At a recent campaign stop in Spencer, Iowa, Republican presidential hopeful Rick Santorum fielded a number of questions related to immigration, and he articulated a position contrary to that of the current frontrunner, former Speaker of the House Newt Gingrich.

During a recent debate, Gingrich said that while he does not support a pathway to citizenship for undocumented residents, deporting all the illegal immigrants currently in the country is unrealistic. He said, “I don’t see how the party that says it’s the party of the family is going to adopt an immigration policy which destroys families that have been here a quarter century.”

In Spencer, Santorum told the crowd that if families are separated due to deportation, that is the penalty for having broken the law. He said it is unrealistic to think that illegal immigrants break the law by coming to the country but then become perfectly law-abiding members of U.S. communities.

The Spencer Daily Reporter quoted Santorum as saying, “I understand Congresssman Gingrich saying, ‘Well, you know, people have been here and they’ve been good citizens and paying taxes.’ Yeah, under someone else’s Social Security number because you stole it.”

According to the Daily Reporter, Santorum also spoke out against policies enacted by the Obama administration to expand the rights of homosexuals, saying that such policies “change the basic value structure of our country to accommodate that lifestyle.”

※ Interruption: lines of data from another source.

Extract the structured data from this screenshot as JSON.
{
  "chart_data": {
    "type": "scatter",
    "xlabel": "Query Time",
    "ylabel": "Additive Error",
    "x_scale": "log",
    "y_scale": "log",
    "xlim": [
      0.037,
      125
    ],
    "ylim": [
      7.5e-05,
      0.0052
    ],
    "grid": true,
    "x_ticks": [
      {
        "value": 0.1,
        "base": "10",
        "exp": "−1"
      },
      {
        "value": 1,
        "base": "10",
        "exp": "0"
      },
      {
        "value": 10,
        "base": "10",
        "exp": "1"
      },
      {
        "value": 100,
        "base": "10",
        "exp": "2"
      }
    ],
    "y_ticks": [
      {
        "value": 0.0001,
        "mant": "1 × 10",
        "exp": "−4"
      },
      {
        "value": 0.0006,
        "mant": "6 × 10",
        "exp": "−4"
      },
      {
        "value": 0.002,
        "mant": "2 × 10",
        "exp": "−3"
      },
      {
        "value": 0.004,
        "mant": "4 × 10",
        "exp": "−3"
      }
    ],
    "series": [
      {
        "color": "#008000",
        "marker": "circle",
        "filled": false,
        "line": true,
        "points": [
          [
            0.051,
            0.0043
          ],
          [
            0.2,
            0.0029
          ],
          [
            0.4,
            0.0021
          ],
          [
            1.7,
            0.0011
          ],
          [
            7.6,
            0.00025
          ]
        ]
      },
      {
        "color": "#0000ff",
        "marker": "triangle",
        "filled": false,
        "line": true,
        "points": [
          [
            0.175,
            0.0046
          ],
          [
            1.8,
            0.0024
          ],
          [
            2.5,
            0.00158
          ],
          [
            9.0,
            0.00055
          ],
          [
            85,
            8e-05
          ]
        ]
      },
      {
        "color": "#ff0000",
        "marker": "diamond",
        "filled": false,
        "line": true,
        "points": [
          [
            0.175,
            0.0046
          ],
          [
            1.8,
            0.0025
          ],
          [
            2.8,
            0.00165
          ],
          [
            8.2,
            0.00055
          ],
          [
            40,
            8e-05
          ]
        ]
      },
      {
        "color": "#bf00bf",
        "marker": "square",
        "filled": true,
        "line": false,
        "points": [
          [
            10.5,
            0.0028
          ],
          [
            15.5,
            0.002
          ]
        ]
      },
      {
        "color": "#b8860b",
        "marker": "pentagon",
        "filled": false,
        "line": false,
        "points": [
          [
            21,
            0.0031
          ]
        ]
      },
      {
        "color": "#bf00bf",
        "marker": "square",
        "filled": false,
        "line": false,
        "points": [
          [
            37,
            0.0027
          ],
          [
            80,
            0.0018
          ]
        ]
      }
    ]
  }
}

In a December 9 column for the San Francisco Chronicle, Philip Hwang and Noemi Calonje praised Obama for a recent directive to federal agencies to consider foreign nations’ treatment of LGBT people when making decisions about aid disbursements, but said immigration law needs to be revised to safeguard the rights of LGBT people in the United States.

The column made the point that same-sex couples separated by deportation have little legal recourse. The authors also stated it is too difficult for LGBT immigrants to gain asylum in the United States, because U.S. immigration judges and other officials do not have a realistic appreciation of the dangers faced by homosexuals in many countries.